Leurs atomes se mêlent, se croisent sous des impulsions réciproques, de façon que nul ne puisse se détacher des autres, et isoler sa puissance. Ce sont mille forces que meut un corps unique. De même que, chez un être quelconque, tu distingues le parfum, la couleur, le goût, quoique ces trois éléments forment un seul assemblage ; (3, 270) de même la chaleur, l’air et le souffle, mystérieux agent, se combinent et font une même substance, joints à cette force mobile qui leur communique le germe du mouvement, et à qui nos entrailles doivent les premiers tressaillements de la vie. Car elle se cache tout au fond des êtres, loin des yeux, et le corps ne possède rien qui soit mieux enfoui : en un mot, c’est l’âme des âmes. La double puissance des âmes et des esprits, mêlée dans tous les organes, est invisible, parce que ses éléments sont fins et rares : (3, 280) de même la petitesse des atomes nous dérobe cette force sans nom, âme des âmes, qui règne sur le corps entier. Il faut que le souffle, la chaleur, et l’air, se confondent ainsi pour agir dans les membres, et que chacun soit inférieur aux autres, ou les domine : sinon, ils ne peuvent former un seul tout ; leur action isolée ne fait que détruire le sentiment, et la vie se rompt avec leur assemblage.

(3, 289) Aussi est-ce la chaleur qui envahit les âmes, quand elles bouillonnent de colère, et que la flamme jaillit des yeux étincelants.
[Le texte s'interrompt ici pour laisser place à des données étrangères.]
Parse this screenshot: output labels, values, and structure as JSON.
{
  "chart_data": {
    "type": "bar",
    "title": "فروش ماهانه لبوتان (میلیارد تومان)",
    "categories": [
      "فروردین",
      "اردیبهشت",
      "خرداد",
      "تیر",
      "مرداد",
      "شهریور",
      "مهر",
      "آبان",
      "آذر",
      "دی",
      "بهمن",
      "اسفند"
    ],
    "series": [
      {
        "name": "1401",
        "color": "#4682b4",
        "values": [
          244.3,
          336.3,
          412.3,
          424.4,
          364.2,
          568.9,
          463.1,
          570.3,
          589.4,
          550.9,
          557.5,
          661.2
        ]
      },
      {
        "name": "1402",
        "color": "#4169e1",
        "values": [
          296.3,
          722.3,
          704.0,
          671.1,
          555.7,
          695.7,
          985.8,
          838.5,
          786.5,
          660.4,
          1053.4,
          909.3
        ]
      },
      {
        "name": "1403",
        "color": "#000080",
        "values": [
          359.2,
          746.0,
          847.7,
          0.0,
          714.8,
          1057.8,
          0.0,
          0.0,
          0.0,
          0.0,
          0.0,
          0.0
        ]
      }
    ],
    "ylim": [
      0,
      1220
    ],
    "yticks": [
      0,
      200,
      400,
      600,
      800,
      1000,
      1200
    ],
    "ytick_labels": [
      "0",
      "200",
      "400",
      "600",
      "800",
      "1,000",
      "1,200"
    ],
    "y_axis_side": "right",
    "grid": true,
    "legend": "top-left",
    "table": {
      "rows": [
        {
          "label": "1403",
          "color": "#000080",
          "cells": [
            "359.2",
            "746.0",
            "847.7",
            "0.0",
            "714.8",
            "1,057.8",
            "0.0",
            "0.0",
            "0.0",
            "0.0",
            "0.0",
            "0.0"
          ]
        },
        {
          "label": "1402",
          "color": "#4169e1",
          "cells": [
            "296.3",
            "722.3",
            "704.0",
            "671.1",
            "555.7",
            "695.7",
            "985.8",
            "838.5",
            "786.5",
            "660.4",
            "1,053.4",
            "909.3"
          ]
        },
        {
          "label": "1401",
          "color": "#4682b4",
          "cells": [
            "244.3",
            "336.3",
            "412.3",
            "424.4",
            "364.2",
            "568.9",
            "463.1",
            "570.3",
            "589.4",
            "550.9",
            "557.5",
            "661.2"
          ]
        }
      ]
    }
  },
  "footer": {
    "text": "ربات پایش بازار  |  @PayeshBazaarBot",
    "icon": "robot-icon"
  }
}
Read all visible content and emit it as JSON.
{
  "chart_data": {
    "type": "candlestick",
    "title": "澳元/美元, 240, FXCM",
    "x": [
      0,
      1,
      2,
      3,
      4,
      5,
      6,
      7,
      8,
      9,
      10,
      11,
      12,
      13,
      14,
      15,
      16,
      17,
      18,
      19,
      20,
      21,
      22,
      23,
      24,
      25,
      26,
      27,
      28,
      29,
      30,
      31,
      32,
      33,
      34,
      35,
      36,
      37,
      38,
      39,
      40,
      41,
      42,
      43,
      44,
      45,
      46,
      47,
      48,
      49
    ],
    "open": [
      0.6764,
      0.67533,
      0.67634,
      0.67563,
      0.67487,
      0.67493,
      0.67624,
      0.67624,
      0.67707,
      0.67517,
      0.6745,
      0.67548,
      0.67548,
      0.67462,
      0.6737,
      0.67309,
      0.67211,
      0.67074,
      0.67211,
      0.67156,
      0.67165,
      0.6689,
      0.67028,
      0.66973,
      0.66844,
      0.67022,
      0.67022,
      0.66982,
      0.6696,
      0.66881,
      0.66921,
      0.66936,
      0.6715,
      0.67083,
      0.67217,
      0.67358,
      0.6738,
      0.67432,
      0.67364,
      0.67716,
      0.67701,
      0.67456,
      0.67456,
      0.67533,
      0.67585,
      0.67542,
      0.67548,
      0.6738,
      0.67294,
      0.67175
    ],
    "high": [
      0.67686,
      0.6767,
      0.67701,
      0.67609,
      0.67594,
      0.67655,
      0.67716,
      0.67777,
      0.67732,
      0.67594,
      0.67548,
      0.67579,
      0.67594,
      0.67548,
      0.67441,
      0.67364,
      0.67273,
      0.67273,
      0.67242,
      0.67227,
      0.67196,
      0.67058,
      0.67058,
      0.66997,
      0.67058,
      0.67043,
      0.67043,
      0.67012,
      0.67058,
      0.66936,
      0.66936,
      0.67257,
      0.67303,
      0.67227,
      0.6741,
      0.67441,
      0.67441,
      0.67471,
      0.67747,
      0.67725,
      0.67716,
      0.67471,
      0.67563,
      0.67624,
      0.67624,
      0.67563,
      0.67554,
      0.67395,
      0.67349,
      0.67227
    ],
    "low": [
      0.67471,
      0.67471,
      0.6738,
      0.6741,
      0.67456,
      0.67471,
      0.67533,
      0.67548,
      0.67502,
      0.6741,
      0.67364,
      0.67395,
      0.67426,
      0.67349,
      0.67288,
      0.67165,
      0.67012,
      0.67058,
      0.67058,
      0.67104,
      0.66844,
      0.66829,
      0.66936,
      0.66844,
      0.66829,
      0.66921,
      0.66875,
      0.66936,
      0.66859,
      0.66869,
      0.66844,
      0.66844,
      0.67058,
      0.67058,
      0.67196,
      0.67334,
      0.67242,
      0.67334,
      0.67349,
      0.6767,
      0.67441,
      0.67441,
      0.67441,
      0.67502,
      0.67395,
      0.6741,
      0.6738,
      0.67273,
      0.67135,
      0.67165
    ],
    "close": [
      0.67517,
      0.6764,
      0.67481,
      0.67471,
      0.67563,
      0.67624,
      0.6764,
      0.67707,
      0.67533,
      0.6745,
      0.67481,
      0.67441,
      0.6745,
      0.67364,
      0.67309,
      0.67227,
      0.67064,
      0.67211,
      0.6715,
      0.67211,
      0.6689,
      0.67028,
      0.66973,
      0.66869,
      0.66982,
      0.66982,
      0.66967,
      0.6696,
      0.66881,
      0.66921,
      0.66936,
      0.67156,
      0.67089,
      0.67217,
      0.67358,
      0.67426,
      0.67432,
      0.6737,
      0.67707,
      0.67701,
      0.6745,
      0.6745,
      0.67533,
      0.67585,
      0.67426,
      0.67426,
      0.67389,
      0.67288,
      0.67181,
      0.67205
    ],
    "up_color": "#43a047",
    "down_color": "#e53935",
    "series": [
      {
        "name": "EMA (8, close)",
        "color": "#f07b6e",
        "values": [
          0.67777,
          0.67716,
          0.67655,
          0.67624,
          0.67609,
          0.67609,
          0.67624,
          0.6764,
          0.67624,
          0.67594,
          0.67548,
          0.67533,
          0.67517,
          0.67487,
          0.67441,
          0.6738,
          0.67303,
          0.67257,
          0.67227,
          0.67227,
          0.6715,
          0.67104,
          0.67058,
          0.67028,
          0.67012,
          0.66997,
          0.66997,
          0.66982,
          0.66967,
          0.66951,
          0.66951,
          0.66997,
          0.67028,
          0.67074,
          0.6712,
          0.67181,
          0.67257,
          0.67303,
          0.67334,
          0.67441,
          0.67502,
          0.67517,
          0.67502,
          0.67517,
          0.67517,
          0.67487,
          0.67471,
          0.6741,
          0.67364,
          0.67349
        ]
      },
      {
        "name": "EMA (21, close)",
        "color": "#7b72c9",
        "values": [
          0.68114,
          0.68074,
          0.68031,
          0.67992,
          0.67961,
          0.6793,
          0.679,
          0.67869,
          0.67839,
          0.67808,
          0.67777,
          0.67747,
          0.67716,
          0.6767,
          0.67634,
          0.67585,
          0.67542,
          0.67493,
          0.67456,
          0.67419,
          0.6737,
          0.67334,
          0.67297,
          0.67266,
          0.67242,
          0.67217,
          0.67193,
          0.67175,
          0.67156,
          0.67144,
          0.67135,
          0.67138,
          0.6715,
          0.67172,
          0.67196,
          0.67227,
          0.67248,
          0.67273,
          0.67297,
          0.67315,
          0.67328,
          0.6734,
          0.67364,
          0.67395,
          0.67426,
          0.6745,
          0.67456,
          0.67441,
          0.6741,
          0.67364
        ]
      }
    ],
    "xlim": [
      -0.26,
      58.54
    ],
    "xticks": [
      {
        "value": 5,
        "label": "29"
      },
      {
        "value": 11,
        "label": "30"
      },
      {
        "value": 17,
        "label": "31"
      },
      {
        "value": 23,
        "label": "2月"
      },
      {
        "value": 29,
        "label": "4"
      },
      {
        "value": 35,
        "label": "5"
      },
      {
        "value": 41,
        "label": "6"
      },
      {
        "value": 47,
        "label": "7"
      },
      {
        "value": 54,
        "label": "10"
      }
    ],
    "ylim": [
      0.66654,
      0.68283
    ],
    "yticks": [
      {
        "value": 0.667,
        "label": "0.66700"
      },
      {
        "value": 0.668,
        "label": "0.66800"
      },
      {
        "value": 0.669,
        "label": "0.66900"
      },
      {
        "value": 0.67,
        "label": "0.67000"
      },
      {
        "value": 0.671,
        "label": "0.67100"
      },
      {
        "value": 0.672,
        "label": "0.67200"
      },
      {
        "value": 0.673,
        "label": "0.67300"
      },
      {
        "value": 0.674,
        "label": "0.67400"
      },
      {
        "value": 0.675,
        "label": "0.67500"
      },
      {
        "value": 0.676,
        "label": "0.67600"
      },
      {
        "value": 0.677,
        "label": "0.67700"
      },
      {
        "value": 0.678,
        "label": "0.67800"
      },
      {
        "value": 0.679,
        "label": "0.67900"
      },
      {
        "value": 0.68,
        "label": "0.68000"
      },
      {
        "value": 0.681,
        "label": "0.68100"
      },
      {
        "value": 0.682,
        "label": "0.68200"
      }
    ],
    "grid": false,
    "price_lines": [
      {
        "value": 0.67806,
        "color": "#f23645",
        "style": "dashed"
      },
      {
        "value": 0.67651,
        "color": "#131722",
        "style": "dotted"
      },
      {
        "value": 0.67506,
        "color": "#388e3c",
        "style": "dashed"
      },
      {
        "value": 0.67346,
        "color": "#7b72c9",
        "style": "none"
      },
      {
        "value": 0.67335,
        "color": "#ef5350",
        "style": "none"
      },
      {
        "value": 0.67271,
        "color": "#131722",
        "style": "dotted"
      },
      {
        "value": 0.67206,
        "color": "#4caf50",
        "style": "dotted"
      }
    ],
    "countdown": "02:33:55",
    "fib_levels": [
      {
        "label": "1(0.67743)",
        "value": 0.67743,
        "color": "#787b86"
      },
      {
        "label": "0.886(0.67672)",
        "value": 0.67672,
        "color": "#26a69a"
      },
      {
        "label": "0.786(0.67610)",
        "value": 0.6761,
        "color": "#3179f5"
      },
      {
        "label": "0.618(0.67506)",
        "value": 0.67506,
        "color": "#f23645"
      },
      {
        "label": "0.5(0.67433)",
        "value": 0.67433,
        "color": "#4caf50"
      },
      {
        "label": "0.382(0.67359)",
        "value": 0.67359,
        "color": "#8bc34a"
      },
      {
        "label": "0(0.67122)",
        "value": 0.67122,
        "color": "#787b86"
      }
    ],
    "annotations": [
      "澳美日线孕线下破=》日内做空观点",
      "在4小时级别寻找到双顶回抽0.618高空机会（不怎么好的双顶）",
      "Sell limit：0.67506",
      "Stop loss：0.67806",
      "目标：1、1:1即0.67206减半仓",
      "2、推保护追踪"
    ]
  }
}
Aussi est-ce le souffle glacé qui accompagne la peur, et lui sert à jeter le frisson dans les membres ou les nerfs qui tressaillent. Aussi un air tempéré forme-t-il ces natures qui joignent le calme du cœur à la sérénité du visage. Au contraire, le feu abonde chez les êtres au cœur vif, et que tout irrite, que tout enflamme ; surtout chez les lions à la fougue terrible : leurs poitrines frémissantes éclatent à force de rugir, et ne peuvent emprisonner les flots de leur colère. (3, 300) Les froides âmes des cerfs contiennent plus de vent : un souffle froid et rapide traverse leurs entrailles, et imprime le tremblement aux membres. Un air plus doux anime la substance des bœufs ; ils ne connaissent ni les feux ardents de la colère, ni ses fumées qui sont comme la nuit des âmes, ni les traits de la peur qui glacent et engourdissent : ils tiennent le milieu entre les cerfs et les lions farouches.